– Видишь ли, я кое-что об этом знаю. – Марго грызла губу, стараясь не заплакать. – Флора, я не могла. Не могла тебе сказать. Ты знаешь почему.
– Но дело вот в чем. – Флора встала и заговорила громче. – Я не знаю! Я знаю, почему ты не хотела мне рассказывать. Но не знаю, почему не могла.
– Потому что мы столько потеряли в тот год. – Марго склонилась вперед, умоляюще глядя на Флору. – Ты же помнишь, какой Дэвид был после клиники, когда я была в Сиэтле; как – как ребенок. Мне было так страшно, так тоскливо. Я не знала, что будет дальше. Я слишком много потеряла… – Она осеклась и вытерла слезы тыльной стороной руки. – Я столько потеряла, Флора. Я не могла еще и тебя потерять.
Флора посмотрела на подругу, не веря своим ушам.
– Но дело было не в тебе, Марго, – сказала она. Отошла на несколько шагов от Марго, которая уронила голову на руки.
– Знаю, – ответила Марго. – Я покорно, всерьез, от всего сердца прошу прощения. Не знаю, что еще сказать. Могу только доказать, как мне жаль.
Флора достала из заднего кармана бумажные платки и протянула Марго. Несколько минут единственным, что она слышала, было шмыганье Марго носом и недружное стаккато тромбонов, репетировавших вдали клезмерскую мелодию.

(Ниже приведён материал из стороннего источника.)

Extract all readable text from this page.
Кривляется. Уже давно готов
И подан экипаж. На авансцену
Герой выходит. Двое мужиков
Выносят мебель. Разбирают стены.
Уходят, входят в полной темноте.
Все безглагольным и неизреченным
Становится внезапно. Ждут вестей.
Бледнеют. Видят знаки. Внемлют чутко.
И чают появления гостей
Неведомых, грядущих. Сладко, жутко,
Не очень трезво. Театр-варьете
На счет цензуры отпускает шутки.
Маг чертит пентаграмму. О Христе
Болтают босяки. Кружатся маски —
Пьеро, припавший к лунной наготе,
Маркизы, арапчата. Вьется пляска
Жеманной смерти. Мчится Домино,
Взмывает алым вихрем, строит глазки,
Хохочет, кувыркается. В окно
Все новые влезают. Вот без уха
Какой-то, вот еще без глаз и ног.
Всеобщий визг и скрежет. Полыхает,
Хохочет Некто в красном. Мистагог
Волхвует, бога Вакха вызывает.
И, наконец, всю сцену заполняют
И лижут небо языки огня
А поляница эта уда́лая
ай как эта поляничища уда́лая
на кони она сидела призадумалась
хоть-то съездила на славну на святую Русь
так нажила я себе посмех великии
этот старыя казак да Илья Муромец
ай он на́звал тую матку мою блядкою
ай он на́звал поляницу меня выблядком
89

– Ты погляди на этих дураков внизу. – Флора махнула в сторону лужайки перед Домиком, где большая часть компании репетировала казачий хип-хоп. – Во всей труппе с этой ерундой справятся разве что две пары коленей.
– А это всегда делалось с таким – размахом? – спросила Марго.
– По-моему, да, – ответила Флора.
– Можно, я тебе кое-что скажу?
– Зачем теперь?
– Заслужила. Заслужила. – Марго сорвала одуванчик, заложила его за ухо и показала свой вечный фокус: скрутила волосы в узел на затылке, и они так и остались. Закрыла глаза, подняла лицо к солнцу. Лицо у нее было в пятнах, глаза опухли от слез. Что это, новые морщинки у рта – или Флора их раньше просто не замечала?
– Что ты хотела сказать?
Марго взглянула на Флору.
– Терпеть это все не могу.
Флора расхохоталась. Марго тоже засмеялась. Казаки под холмом смеялись и стонали. Хлопнула сетчатая дверь Домика. Руби вышла на веранду, заслонилась рукой от солнца, увидела Марго и Флору и помахала. Они помахали в ответ. Налетел ветерок, высокий тростник у пруда закачался в мирном танце. Низко над водой пролетела с кряканьем утка.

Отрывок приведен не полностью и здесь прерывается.